Le malaise trouve son origine dans le fait que cette photographie, répondant aux critères d'aujourd'hui auxquels à l'évidence le ministre adhère, est dans sa substance déconnectée du fait qu'il s'agit de la construction de trois prisons et que cette dure obligation ne saurait être résumée par un sourire politique, une politique du sourire.
Mon analyse, qui par ailleurs se félicite que des sociétés privées, sans doutes plus efficaces, investissent dans des équipements publics, s'interroge seulement sur une image. Je suis frappé de voir - et c'est une banalité que cet exemple rend très sensible - comme le politique ne s'accorde plus à ce qu'il gére mais à ce qu'il désire afficher. Non plus à son action, qui appellerait retenue et gravité, mais à son image qui a besoin de tout ce qui pourrait l'embellir. Le léger prétend faire preuve au détriment du fond qui risquerait de lasser.
J'ai conscience que le sérieux est souvent lourd, que la gravité systématique est pénible et que beaucoup d'imbéciles croient pouvoir dissimuler une pensée minimaliste derrière une componction ennuyeuse. Il n'empêche que les prisons du sourire, pour moi, cela jure.
Ah les arcanes du pouvoir avec l'entreprise. Ca fait un an qu'on les a vues... M. Sarkozy n'a pas eu des vacances gratuites sur le yacht Bolloré sans contreparties. N'y voyez pas qu'un esprit plus habitué au Canard enchaîné qu'au journal de Claire Chazal.
Pour rebondir sur un commentaire précédent, si les grandes firmes deviennent expertes en prison, ça les préparera à leur reconversion...

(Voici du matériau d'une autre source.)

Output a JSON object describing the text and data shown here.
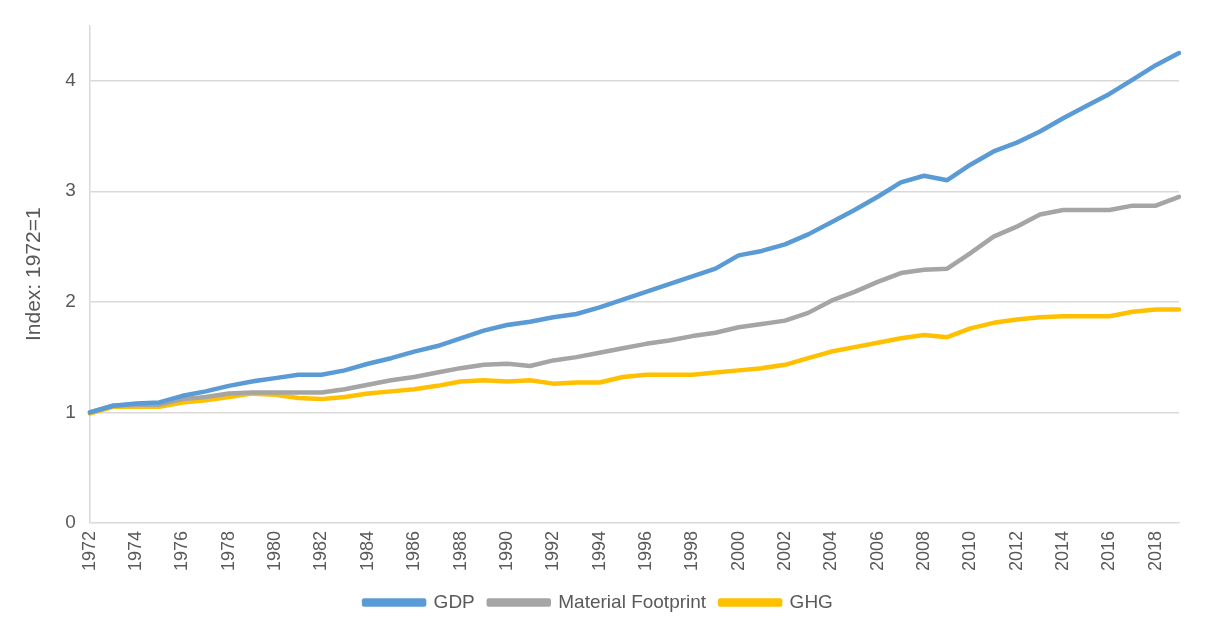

On a quand même considéré que Rachida Dati visitait les prisons comme Sophie Marceau descend les marches du festival de Cannes !
Enfin, il ne faut pas tirer sur l'ambulance...
Rédigé par : stéphane augendre | 26 juin 2008 à 18:28
Philippe, pas tout à fait d'accord sur l'oxymore ; sur le fond du billet davantage. Cela dit je m'étonne de votre étonnement. Mais c'est tous les jours à la télé que certain(e)s annoncent des catastrophes avec le sourire. "Souriez" c'est la première chose que l'on apprend à tout impétrant journaliste télé et radio (avec le rabâché, mais oui le sourire s'entend. Ce qui n'est pas tout à fait faux). Du coup il a fallu refaire séance tenante bien des claquoirs. Et tout le monde est atteint, inviteurs et invités. Tiens, un exemple tout frais (ou tout chaud, je n'arrive pas à trancher) hier Copé et Albanel, sonnés et sommés de venir défendre les choix présidentiels dans un journal de 20h, figés dans un sourire extatique et un brin idiot, tant ils avaient peur d'apparaître grincheux quand la caméra se tournerait vers eux.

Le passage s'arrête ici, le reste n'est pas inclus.